Have We Seen Stock Markets high?

A Picture worth thousand wordsAll never ending bull runs ended at some point; including the mad run of 1929s, the bubble run of 2000 and the bull run of 2007. Without a doubt, current run since November lows has been one of the most stubborn and amazing runs. Whether you call it a run fuelled by liquidity, fundamentals or whatever, the fact is, it has been one of the most bullish periods. So have we seen the highs? at least for the short term?

Recall, from the beginning of this year, I have been suggesting to dance to the music Uncle Ben is playing but dance closer to the exit. So how do I know where the exit is?

No one knows for sure. However, at times, we can take clues from price charts to guide us.

Ever since this run started in November and S&P cruised above 50dma in Dec’12, S&P didn’t stay below 50dma even for 2 days and it continued to run almost 100 days without a single 3 day pullback. However, current markets are too stretched to use 50dma as exit guideline. 50dma is almost 60points away from May 28th close. In this article, I am suggesting a different approach. The key points to consider are 1635 (20dma) and 1594 (50dma), followed by 200dma which stands at 1486.
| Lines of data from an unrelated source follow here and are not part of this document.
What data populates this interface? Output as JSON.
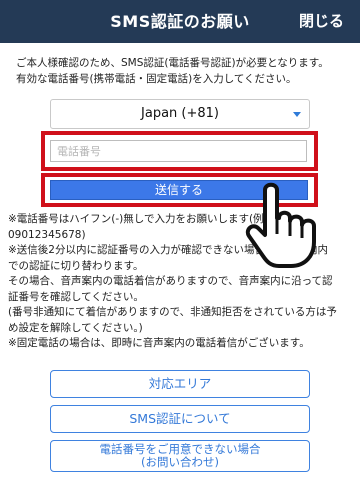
{
  "header": {
    "title": "SMS認証のお願い",
    "close_label": "閉じる"
  },
  "intro": {
    "line1": "ご本人様確認のため、SMS認証(電話番号認証)が必要となります。",
    "line2": "有効な電話番号(携帯電話・固定電話)を入力してください。"
  },
  "form": {
    "country_value": "Japan (+81)",
    "phone_placeholder": "電話番号",
    "phone_value": "",
    "send_label": "送信する"
  },
  "notes": [
    "※電話番号はハイフン(-)無しで入力をお願いします(例",
    "09012345678)",
    "※送信後2分以内に認証番号の入力が確認できない場合、音声案内内",
    "での認証に切り替わります。",
    "その場合、音声案内の電話着信がありますので、音声案内に沿って認",
    "証番号を確認してください。",
    "(番号非通知にて着信がありますので、非通知拒否をされている方は予",
    "め設定を解除してください。)",
    "※固定電話の場合は、即時に音声案内の電話着信がございます。"
  ],
  "links": {
    "area_label": "対応エリア",
    "about_sms_label": "SMS認証について",
    "no_phone_line1": "電話番号をご用意できない場合",
    "no_phone_line2": "(お問い合わせ)"
  },
  "colors": {
    "header_bg": "#243a56",
    "send_button": "#3c78e8",
    "highlight": "#d0101a",
    "link": "#3479d8"
  },
  "icons": {
    "pointer": "pointing-hand-icon",
    "dropdown": "caret-down-icon"
  }
}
At This juncture i.e. SPX 1660 (+/- ORB as explained below), I am inclined towards a bearish trade.

The set-up is like this-
Once markets are below 30minutes opening range, Open a bearish trade on SPX with a stop loss when SPX is 1678+/- (Since, there is no exact price level, I used +/- to represent as guideline). Once SPX moves below 1635, I shall book profits on this trade, and then open a fresh bearish trade with stop loss at 1650. Notice, these are very tight stop loss as “weakness” in broader markets hasn’t been proved yet. It may just be a temporary pause before next bull leg starts. Thus I need to be nimble to control my trade for what if I am wrong. And I am going to use points mentioned above as guidelines to continue to shift the goalpost as long as S&OP doesn’t close above its previous swing high.

Also worth considering is the time to enter the trade. Keep the two widely known observations handy-

  • During the past 31 Tuesdays, markets have gone up on every Tuesday.
  • The first and last hours are notorious for dip-n-rip i.e. if we see a drop at the beginning, we might see a surge after that 30mins (morning) and last 30min (before market close)

Before you consider a bearish trade, please do understand this run has wiped-out many bears. Not all highs were tops, but all the pullbacks started from the highs.

If you need any help in setting up a trade using options, pls leave your questions in the comment section.

Disclaimer– As of this writing, I am bearish on S&P500 but I may change my positions anytime. If you do decide to take this trade, please do your due diligence and be nimble. Before investing, please make sure you are comfortable with the loss.